Ce droit, consacré par la jurisprudence Google Spain de la CJUE en 2014, était déjà reconnu avant l’entrée en vigueur du RGPD. Le règlement l’a toutefois codifié et renforcé, notamment en imposant au responsable du traitement qui a rendu publiques les données l’obligation de prendre des mesures raisonnables pour informer les autres responsables de traitement de la demande d’effacement.

Le droit à la portabilité des données personnelles

Le droit à la portabilité (article 20) constitue l’une des innovations majeures du RGPD. Il permet aux personnes concernées de recevoir les données personnelles qu’elles ont fournies à un responsable de traitement, dans un format structuré, couramment utilisé et lisible par machine, et de les transmettre à un autre responsable de traitement sans que le premier s’y oppose.

Ce droit vise à renforcer le contrôle des personnes sur leurs données et à réduire l’effet de « verrouillage » (lock-in) des plateformes numériques. Il s’applique uniquement lorsque le traitement est fondé sur le consentement ou sur un contrat, et lorsqu’il est effectué à l’aide de procédés automatisés.

La portabilité ne concerne que les données fournies par la personne concernée, ce qui inclut les données activement et consciemment fournies (nom, adresse email, etc.) mais aussi les données générées par son activité (historique d’achats, géolocalisation, etc.). En revanche, elle ne s’étend pas aux données dérivées ou inférées créées par le responsable de traitement à partir des données fournies (comme les profils d’utilisateurs ou les scores).
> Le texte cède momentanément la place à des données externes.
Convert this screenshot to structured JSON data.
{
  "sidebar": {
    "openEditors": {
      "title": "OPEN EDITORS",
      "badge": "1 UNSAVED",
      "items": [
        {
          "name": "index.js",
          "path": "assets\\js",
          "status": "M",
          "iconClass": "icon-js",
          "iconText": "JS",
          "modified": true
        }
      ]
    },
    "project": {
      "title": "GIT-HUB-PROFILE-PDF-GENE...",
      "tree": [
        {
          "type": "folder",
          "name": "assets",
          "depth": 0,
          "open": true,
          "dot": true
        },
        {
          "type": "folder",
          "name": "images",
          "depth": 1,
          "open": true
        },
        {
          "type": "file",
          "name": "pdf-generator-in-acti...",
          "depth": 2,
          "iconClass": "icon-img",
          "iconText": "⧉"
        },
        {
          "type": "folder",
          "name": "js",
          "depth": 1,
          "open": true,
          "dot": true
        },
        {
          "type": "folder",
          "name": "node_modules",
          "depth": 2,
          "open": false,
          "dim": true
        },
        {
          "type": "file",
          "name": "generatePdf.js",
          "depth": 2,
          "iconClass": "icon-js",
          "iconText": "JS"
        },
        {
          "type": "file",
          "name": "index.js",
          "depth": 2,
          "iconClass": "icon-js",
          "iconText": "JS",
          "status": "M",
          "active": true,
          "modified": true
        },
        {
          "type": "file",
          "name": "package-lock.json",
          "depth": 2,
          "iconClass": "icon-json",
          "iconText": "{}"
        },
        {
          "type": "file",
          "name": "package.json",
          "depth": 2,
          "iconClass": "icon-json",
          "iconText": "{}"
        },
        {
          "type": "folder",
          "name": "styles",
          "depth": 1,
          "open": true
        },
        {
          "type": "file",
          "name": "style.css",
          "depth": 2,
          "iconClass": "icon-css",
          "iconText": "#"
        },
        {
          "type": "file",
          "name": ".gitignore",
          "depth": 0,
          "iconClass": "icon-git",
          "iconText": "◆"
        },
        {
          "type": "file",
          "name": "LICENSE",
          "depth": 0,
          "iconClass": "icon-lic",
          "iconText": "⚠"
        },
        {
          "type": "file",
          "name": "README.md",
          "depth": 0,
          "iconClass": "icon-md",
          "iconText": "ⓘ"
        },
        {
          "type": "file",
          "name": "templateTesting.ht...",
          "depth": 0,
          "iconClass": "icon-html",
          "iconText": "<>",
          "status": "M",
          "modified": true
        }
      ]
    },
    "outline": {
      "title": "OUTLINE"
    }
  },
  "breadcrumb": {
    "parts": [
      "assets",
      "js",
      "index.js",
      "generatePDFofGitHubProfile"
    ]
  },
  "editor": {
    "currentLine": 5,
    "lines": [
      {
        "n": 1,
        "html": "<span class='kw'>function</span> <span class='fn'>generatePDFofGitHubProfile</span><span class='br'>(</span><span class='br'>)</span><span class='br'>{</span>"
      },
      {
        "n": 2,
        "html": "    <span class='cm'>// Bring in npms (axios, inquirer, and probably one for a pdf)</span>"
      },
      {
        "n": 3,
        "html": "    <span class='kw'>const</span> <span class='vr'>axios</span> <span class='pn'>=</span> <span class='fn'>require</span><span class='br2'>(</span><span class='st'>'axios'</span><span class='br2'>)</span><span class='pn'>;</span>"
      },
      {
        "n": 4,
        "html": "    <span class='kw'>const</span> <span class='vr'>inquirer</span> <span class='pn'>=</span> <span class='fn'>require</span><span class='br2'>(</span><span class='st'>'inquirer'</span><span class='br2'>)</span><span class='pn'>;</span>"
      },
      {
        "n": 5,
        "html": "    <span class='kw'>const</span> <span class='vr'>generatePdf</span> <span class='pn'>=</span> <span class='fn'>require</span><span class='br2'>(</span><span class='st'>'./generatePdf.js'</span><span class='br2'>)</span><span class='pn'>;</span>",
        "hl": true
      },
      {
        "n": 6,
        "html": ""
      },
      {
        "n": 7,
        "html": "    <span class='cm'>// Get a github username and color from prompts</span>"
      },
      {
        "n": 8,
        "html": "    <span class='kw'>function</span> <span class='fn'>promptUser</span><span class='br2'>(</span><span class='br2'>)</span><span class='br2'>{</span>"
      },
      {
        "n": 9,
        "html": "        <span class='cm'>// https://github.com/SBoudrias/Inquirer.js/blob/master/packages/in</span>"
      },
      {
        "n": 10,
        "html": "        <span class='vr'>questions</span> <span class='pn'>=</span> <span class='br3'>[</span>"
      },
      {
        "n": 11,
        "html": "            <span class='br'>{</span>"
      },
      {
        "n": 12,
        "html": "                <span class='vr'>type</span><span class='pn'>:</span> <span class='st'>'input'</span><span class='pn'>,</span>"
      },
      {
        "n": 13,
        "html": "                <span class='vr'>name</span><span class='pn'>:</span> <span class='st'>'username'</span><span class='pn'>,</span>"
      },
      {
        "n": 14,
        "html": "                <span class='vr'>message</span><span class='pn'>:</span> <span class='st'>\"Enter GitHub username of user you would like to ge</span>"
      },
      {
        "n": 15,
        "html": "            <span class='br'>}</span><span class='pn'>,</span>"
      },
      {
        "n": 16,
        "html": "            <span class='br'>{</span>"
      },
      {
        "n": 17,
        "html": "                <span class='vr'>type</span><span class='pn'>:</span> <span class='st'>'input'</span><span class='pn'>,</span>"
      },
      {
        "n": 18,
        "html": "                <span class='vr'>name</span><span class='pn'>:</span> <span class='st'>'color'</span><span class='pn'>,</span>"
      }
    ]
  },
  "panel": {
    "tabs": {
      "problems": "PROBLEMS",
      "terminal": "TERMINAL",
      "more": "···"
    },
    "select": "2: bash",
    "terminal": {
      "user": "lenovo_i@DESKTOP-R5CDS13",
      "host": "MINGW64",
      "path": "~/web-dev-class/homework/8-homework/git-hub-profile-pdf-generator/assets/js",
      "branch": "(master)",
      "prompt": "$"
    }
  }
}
Le droit d’opposition et à la limitation du traitement

Le droit d’opposition (article 21) permet à toute personne de s’opposer, pour des raisons tenant à sa situation particulière, à un traitement de données la concernant. Le responsable de traitement doit alors cesser le traitement, sauf s’il démontre qu’il existe des motifs légitimes et impérieux qui prévalent sur les intérêts et droits de la personne, ou si le traitement est nécessaire pour la constatation, l’exercice ou la défense de droits en justice.

En matière de prospection commerciale, ce droit est absolu : la personne peut s’opposer à tout moment au traitement de ses données à des fins de prospection, y compris au profilage dans la mesure où il est lié à une telle prospection, sans avoir à justifier d’un motif particulier

Les obligations des responsables de traitement et sous-traitants

Le RGPD impose des obligations précises aux responsables de traitement et aux sous-traitants, marquant un changement fondamental dans l’approche de la protection des données. Cette responsabilisation accrue vise à garantir une protection effective des données personnelles dès la conception des traitements et tout au long de leur cycle de vie.

Le principe d’accountability et la documentation de conformité

L’accountability, ou principe de responsabilité, exige des organisations qu’elles soient en mesure de démontrer leur conformité au RGPD à tout moment. Cette obligation implique la mise en place d’une documentation complète des mesures techniques et organisationnelles, des politiques internes, et des procédures relatives à la protection des données.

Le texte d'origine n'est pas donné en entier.